Garber’s visit will coincide with the University’s annual Shakespeare production. This year’s play is Much Ado About Nothing, directed by Henry I. Schvey, Ph.D., professor and chair of the Performing Arts Department in Arts & Sciences.

Marjorie Garber
Marjorie Garber

Shakespeare is a familiar acquaintance for Garber; she has authored four books devoted to his body of work.

Her most recent book, Shakespeare After All, is an ambitious study that makes Shakespeare more accessible to the common reader.
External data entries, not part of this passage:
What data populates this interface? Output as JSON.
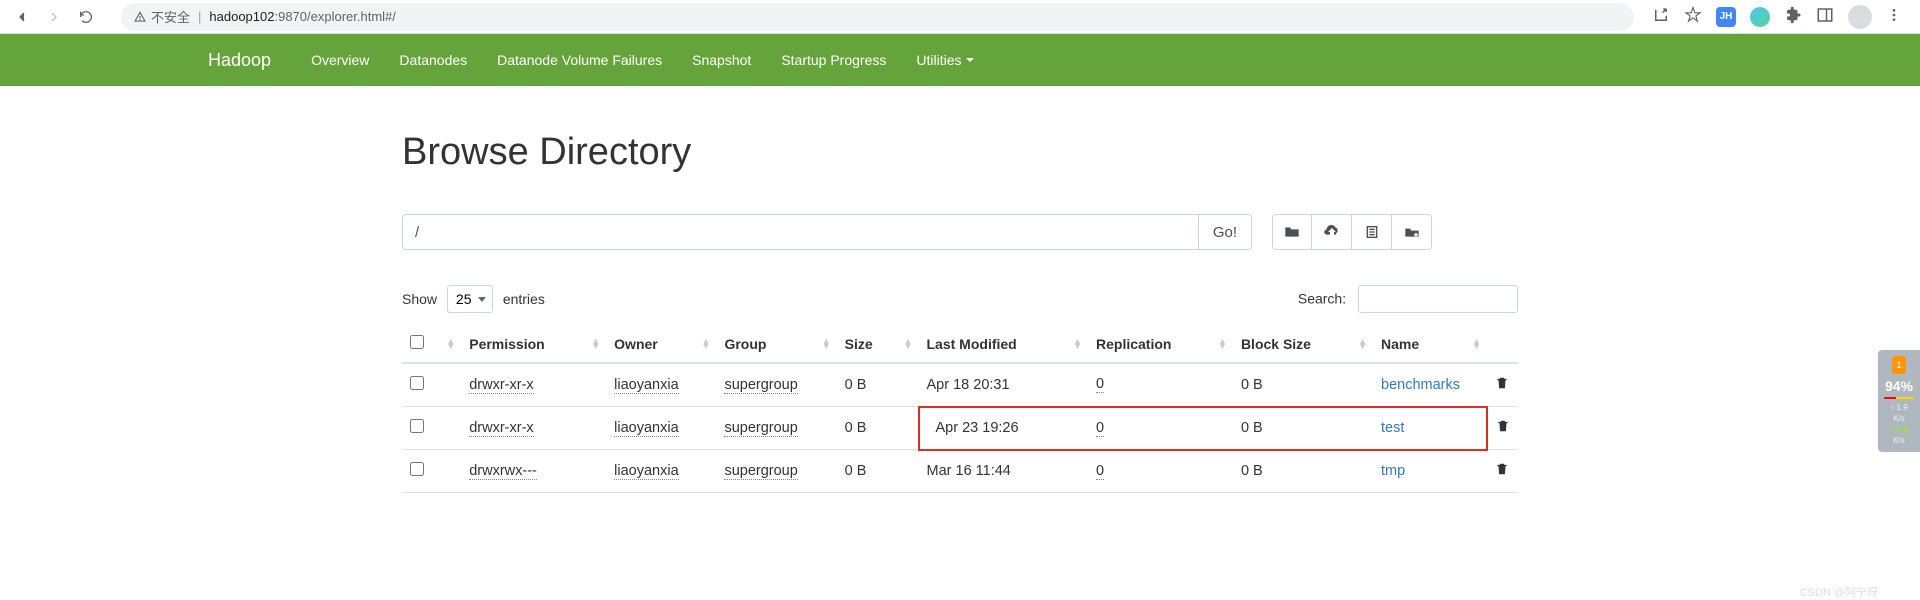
{
  "browser": {
    "security_label": "不安全",
    "url_host": "hadoop102",
    "url_port_path": ":9870/explorer.html#/",
    "ext_jh": "JH"
  },
  "nav": {
    "brand": "Hadoop",
    "links": [
      "Overview",
      "Datanodes",
      "Datanode Volume Failures",
      "Snapshot",
      "Startup Progress",
      "Utilities"
    ]
  },
  "page": {
    "title": "Browse Directory",
    "path_value": "/",
    "go_label": "Go!"
  },
  "table_ctrl": {
    "show_label": "Show",
    "entries_label": "entries",
    "entries_value": "25",
    "search_label": "Search:"
  },
  "columns": [
    "Permission",
    "Owner",
    "Group",
    "Size",
    "Last Modified",
    "Replication",
    "Block Size",
    "Name"
  ],
  "rows": [
    {
      "perm": "drwxr-xr-x",
      "owner": "liaoyanxia",
      "group": "supergroup",
      "size": "0 B",
      "mod": "Apr 18 20:31",
      "rep": "0",
      "block": "0 B",
      "name": "benchmarks",
      "hl": false
    },
    {
      "perm": "drwxr-xr-x",
      "owner": "liaoyanxia",
      "group": "supergroup",
      "size": "0 B",
      "mod": "Apr 23 19:26",
      "rep": "0",
      "block": "0 B",
      "name": "test",
      "hl": true
    },
    {
      "perm": "drwxrwx---",
      "owner": "liaoyanxia",
      "group": "supergroup",
      "size": "0 B",
      "mod": "Mar 16 11:44",
      "rep": "0",
      "block": "0 B",
      "name": "tmp",
      "hl": false
    }
  ],
  "widget": {
    "badge": "1",
    "pct": "94%",
    "l1": "1.9",
    "l2": "K/s",
    "l3": "6.4",
    "l4": "K/s"
  },
  "watermark": "CSDN @阿宁呀"
}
This comprehensive critical guide to all 38 plays was chosen by Newsweek as one of the 10 best nonfiction books of 2004 and received the 2005 Christian Gauss Book Award from Phi Beta Kappa.

Garber uses themes from across the spectrum of cultural studies, such as gender studies, post-colonial theory, and Elizabethan stage history, to help her readers connect with Shakespeare’s plays.

She writes, “What is often described as the timelessness of Shakespeare, the transcendent qualities for which his plays have been praised around the world and across the centuries, is perhaps better understood as an uncanny timeliness, a capacity to speak directly to circumstances the playwright could not have anticipated or foreseen.”

Garber is known for her eclectic approach to modern cultural topics. She has written 12 books, many of which focus on cultural theory and cover such diverse topics as Vice Versa: Bisexuality and the Eroticism of Everyday Life, Sex and Real Estate: Why We Love Houses and Dog Love. Her methods are unorthodox, jumping from one idea to another, liberally using pun and wordplay in her cultural analyses.

Garber serves in a number of professional capacities at Harvard University. She is the William R. Kenan Jr. Professor of English and American Literature and Language and of Visual and Environmental Studies. She also chairs the Department of Visual and Environmental Studies and directs the Carpenter Center for the Visual Arts.

In addition to the Assembly Series, Garber’s lecture is sponsored by the PAD, The Center for the Humanities, the Comparative Literature Program and the Interdisciplinary Project in the Humanities, all in Arts & Sciences.